L'homme ressentit un vertige presque désagréable, mais il sut, quand Keshia exerça une pression plus forte sur sa bite, qu'il était dur, plus solide qu'il ne l'avait été depuis des années. « Tu es très beau » dit-elle encore, et elle glissa le membre au plus profond de son corps, en une fois. L'homme cria. Il ne savait pas s'il hurlait de douleur ou de plaisir. Son érection retomba assez vite et il lui fut impossible de jouir.

Keshia se dégagea. Elle prit les mains de l'homme dans les siennes et lui intima de se lever. Quand ils furent debout, face à face, elle plaça les mains de l'homme autour de son cou. Puis elle le gifla. Fort. Elle sentit alors les mains se crisper autour d'elle et en ressentit beaucoup de satisfaction. Elle le gifla une nouvelle fois, plus violemment encore. L'homme ajusta sa prise autour du cou de Keshia et plongea ses yeux dans ceux de la jeune femme. Il lâcha prise. Il bandait à nouveau. Elle attrapa son sexe d'une main et conduisit l'homme à travers l'appartement, le trainant derrière elle, augmentant et relâchant la pression. Ils se promenèrent ainsi pendant un certain temps. Elle riait parfois. Et il riait avec elle.

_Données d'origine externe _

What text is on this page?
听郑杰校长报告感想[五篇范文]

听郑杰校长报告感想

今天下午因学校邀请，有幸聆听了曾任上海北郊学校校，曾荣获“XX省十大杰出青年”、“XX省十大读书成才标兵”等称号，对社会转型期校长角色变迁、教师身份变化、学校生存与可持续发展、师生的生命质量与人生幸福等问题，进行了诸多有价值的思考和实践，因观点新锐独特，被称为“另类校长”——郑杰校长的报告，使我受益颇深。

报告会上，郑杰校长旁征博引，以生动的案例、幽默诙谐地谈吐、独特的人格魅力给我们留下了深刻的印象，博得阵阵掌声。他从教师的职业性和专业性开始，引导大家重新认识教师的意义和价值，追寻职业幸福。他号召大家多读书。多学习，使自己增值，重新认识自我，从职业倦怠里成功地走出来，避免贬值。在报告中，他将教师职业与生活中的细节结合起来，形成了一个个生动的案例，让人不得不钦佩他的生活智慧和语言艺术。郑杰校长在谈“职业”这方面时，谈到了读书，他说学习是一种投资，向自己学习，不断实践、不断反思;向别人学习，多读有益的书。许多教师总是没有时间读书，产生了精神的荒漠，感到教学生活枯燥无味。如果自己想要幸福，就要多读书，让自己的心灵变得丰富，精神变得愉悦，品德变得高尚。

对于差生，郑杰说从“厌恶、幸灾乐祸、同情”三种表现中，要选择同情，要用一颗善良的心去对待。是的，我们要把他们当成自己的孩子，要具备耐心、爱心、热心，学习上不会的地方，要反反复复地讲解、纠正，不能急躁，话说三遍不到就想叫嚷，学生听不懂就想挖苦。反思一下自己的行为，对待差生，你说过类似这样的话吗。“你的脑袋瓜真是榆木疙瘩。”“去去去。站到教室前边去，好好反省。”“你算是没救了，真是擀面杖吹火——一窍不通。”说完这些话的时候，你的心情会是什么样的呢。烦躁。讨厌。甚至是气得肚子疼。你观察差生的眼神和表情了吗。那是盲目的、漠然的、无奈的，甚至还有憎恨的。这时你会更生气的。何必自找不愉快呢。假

Keshia finit par se jeter au sol, fesses en l'air, et il dut la prendre comme une chienne. Il n'y parvint pas longtemps, sentant son plaisir le tuer. Il jouit en elle et s'écroula sur le dos. Il pleurait. Sans aucune honte, ivre d'un bonheur insoutenable, il pleurait à chaudes larmes. Keshia se coucha alors sur lui, glissa contre son corps et le prit, encore bien dur, dans sa bouche. Elle concentrait ses efforts autour du gland. Il eut la certitude, à cet instant, que Keshia effectuait les ultimes ajustements, les derniers réglages, les contrôles de routine. Il se sentit guérit et pleura de plus belle, saisit de violents sanglots.

***

Sa voiture avait disparu quand il quitta l'immeuble de Kemo Cissé. La fourrière l'avait embarquée. Toujours de la place pour se garer, songea l'homme en jetant un œil vers le quinzième étage. Il appela un taxi et rentra chez lui, retrouver la femme aux cheveux courts. Elle était endormie sur le canapé, sa joue posée sur un livre ouvert. Elle portait une chemise de nuit, qu'il remonta au-dessus des hanches.

Il la regarda longtemps. Puis il prit la main de la femme et la posa sur son sexe, sa bite droite, tendue, guérie. Elle ne prit même pas la peine d'ouvrir les yeux en guidant le miraculé vers sa bouche. Elle le captura entre des lèvres, et ne voulut plus le lâcher. « Je suis revenu » dit l'homme, et il prit le livre, marqua la page, le posa un peu plus loin et se concentra sur la langue qui passait sur lui, incrédule.